Gazze Barış Süreci ve İbrahim Anlaşması: Yeni Bir Orta Doğu Düzeni Mi?

Araştırmacı-Yazar: Murat Çakmak
2020 yılında imzalanan İbrahim Anlaşması (Abraham Accords), Orta Doğu siyasetinde adeta bir kırılma noktası oluşturdu. İsrail ile Birleşik Arap Emirlikleri, Bahreyn, Sudan ve Fas arasında imzalanan bu anlaşma, resmi söylemlerde “barış ve ekonomik iş birliği” olarak lanse edilse de, perde arkasında çok daha derin ve uzun vadeli hedefler barındırıyor.
Filistin Geri Plana İtildi
Anlaşmayı destekleyenler, bunun Orta Doğu’da yumuşamanın ve istikrarın başlangıcı olduğunu savunurken, eleştiren kesimler ise çok daha temkinli: Bu sürecin asıl amacı, İsrail’in meşruiyetini artırmak ve Filistin davasını etkisizleştirmektir. Gazze üzerindeki ablukalar, sivil ölümler ve insani kriz sürerken, Arap ülkelerinin İsrail’le normalleşmeye gitmesi, Filistin’in yalnızlaştırılması sürecini hızlandırmıştır.
Gazze’deki Barış Arayışları ve Türkiye
Bugün Gazze’de yeniden bir barış süreci konuşuluyor. Ancak bu süreç, geçmişten ders alınmadan yürütülürse, sadece bir “görüntü düzeltme” çabasından öteye geçemeyecektir. Üstelik Türkiye’deki bazı gelişmeler – 100 yıl sonra açılan kiliseler, ruhban okullarının yeniden gündeme gelmesi – bu bölgesel değişimlerin Türkiye iç politikasıyla da dolaylı bağlantılı olduğunu düşündürüyor.
Yeni Bir Dizayn Süreci Mi?
İbrahim Anlaşması sadece bir dizi diplomatik normalleşme değil; aynı zamanda Orta Doğu’nun sınırlarını, güç dengelerini ve hatta dini-kültürel dokusunu yeniden şekillendirme girişimidir.
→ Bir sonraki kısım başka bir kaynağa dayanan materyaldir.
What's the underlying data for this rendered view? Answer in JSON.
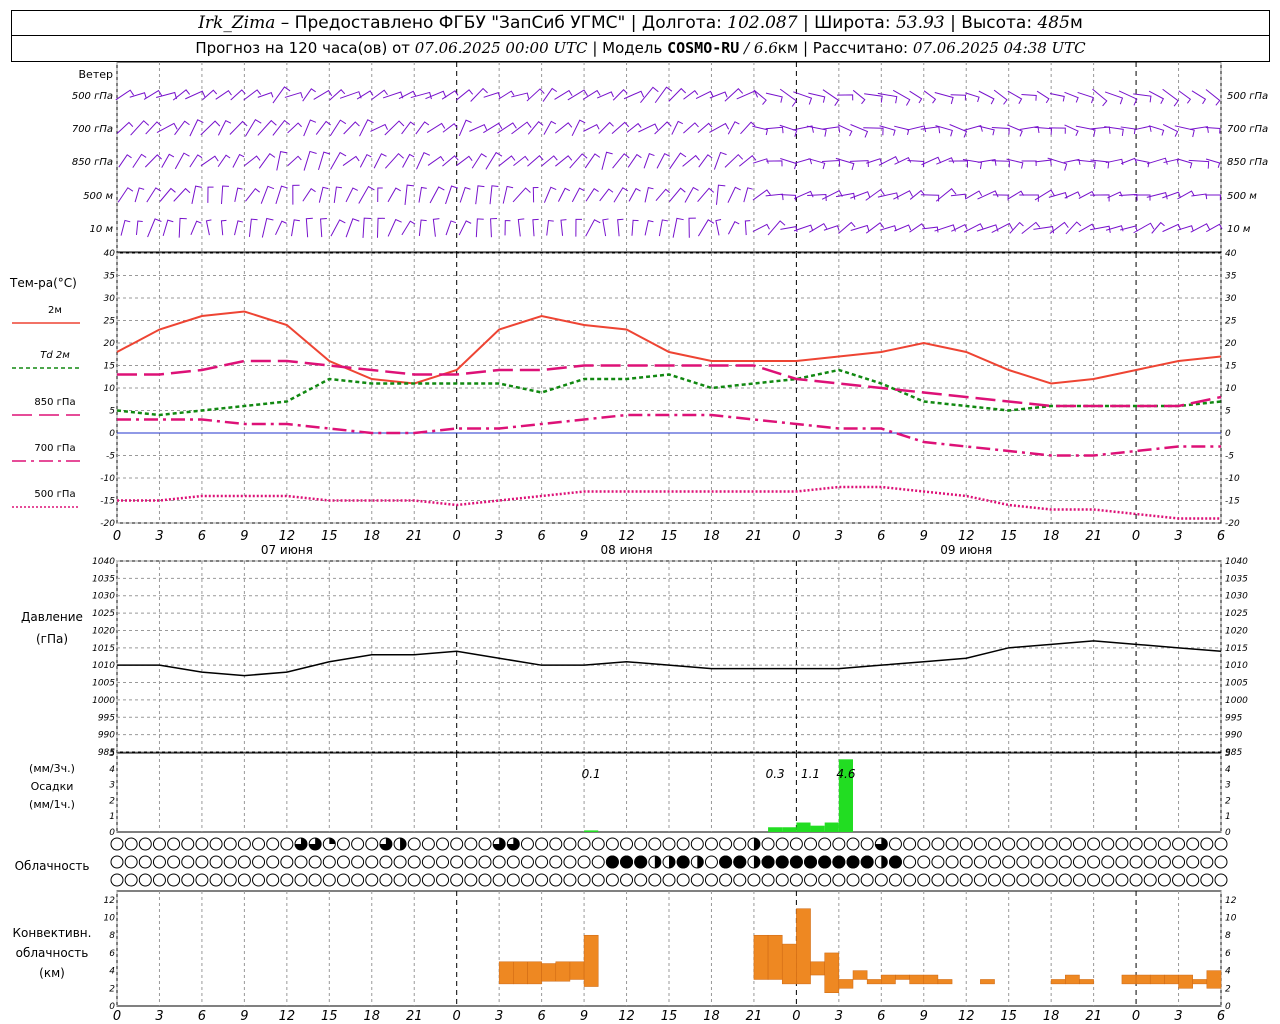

Küresel aktörler bu oyunun baş mimarlarıdır ve bölge halklarının iradesi ne yazık ki büyük ölçüde bu masada yok sayılmaktadır.
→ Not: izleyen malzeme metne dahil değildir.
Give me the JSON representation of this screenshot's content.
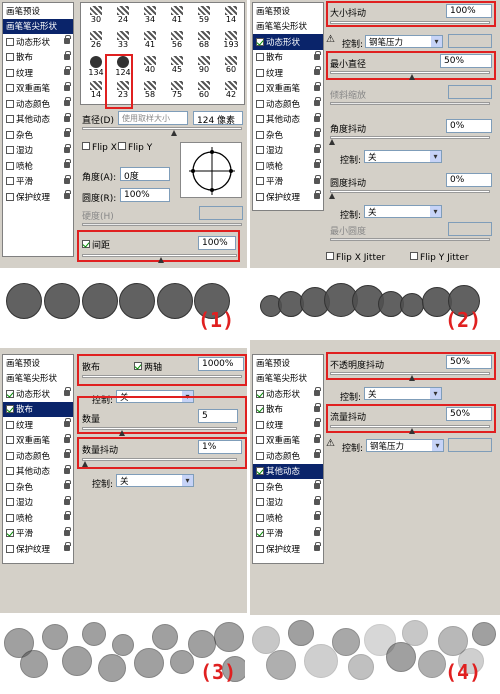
{
  "panel1": {
    "sidebar": [
      "画笔预设",
      "画笔笔尖形状",
      "动态形状",
      "散布",
      "纹理",
      "双重画笔",
      "动态颜色",
      "其他动态",
      "杂色",
      "湿边",
      "喷枪",
      "平滑",
      "保护纹理"
    ],
    "brushes": [
      "30",
      "24",
      "34",
      "41",
      "59",
      "14",
      "26",
      "33",
      "41",
      "56",
      "68",
      "193",
      "134",
      "124",
      "40",
      "45",
      "90",
      "60",
      "14",
      "23",
      "58",
      "75",
      "60",
      "42"
    ],
    "diameter_label": "直径(D)",
    "use_sample": "使用取样大小",
    "diameter_value": "124 像素",
    "flipx": "Flip X",
    "flipy": "Flip Y",
    "angle_label": "角度(A):",
    "angle_value": "0度",
    "roundness_label": "圆度(R):",
    "roundness_value": "100%",
    "hardness_label": "硬度(H)",
    "spacing_label": "间距",
    "spacing_value": "100%",
    "number": "(1)"
  },
  "panel2": {
    "sidebar": [
      "画笔预设",
      "画笔笔尖形状",
      "动态形状",
      "散布",
      "纹理",
      "双重画笔",
      "动态颜色",
      "其他动态",
      "杂色",
      "湿边",
      "喷枪",
      "平滑",
      "保护纹理"
    ],
    "size_jitter": "大小抖动",
    "size_jitter_value": "100%",
    "control_label": "控制:",
    "control_pen": "钢笔压力",
    "min_diameter": "最小直径",
    "min_diameter_value": "50%",
    "tilt_scale": "倾斜缩放",
    "angle_jitter": "角度抖动",
    "angle_jitter_value": "0%",
    "control_off": "关",
    "round_jitter": "圆度抖动",
    "round_jitter_value": "0%",
    "min_round": "最小圆度",
    "flipx": "Flip X Jitter",
    "flipy": "Flip Y Jitter",
    "number": "(2)"
  },
  "panel3": {
    "sidebar": [
      "画笔预设",
      "画笔笔尖形状",
      "动态形状",
      "散布",
      "纹理",
      "双重画笔",
      "动态颜色",
      "其他动态",
      "杂色",
      "湿边",
      "喷枪",
      "平滑",
      "保护纹理"
    ],
    "scatter": "散布",
    "both_axes": "两轴",
    "scatter_value": "1000%",
    "control_label": "控制:",
    "control_off": "关",
    "count": "数量",
    "count_value": "5",
    "count_jitter": "数量抖动",
    "count_jitter_value": "1%",
    "number": "(3)"
  },
  "panel4": {
    "sidebar": [
      "画笔预设",
      "画笔笔尖形状",
      "动态形状",
      "散布",
      "纹理",
      "双重画笔",
      "动态颜色",
      "其他动态",
      "杂色",
      "湿边",
      "喷枪",
      "平滑",
      "保护纹理"
    ],
    "opacity_jitter": "不透明度抖动",
    "opacity_jitter_value": "50%",
    "control_label": "控制:",
    "control_off": "关",
    "flow_jitter": "流量抖动",
    "flow_jitter_value": "50%",
    "control_pen": "钢笔压力",
    "number": "(4)"
  }
}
Sonuç olarak, barış söylemleri altında yürütülen bu süreçlerin gerçek yüzünü görmek, sadece Filistin halkı için değil, bütün bölge için hayati önem taşıyor. Orta Doğu’nun geleceği yeniden yazılırken, halkların sesi daha fazla duyulmalı, “barış” adı altında yapılan dayatmalara karşı uyanık olunmalıdır.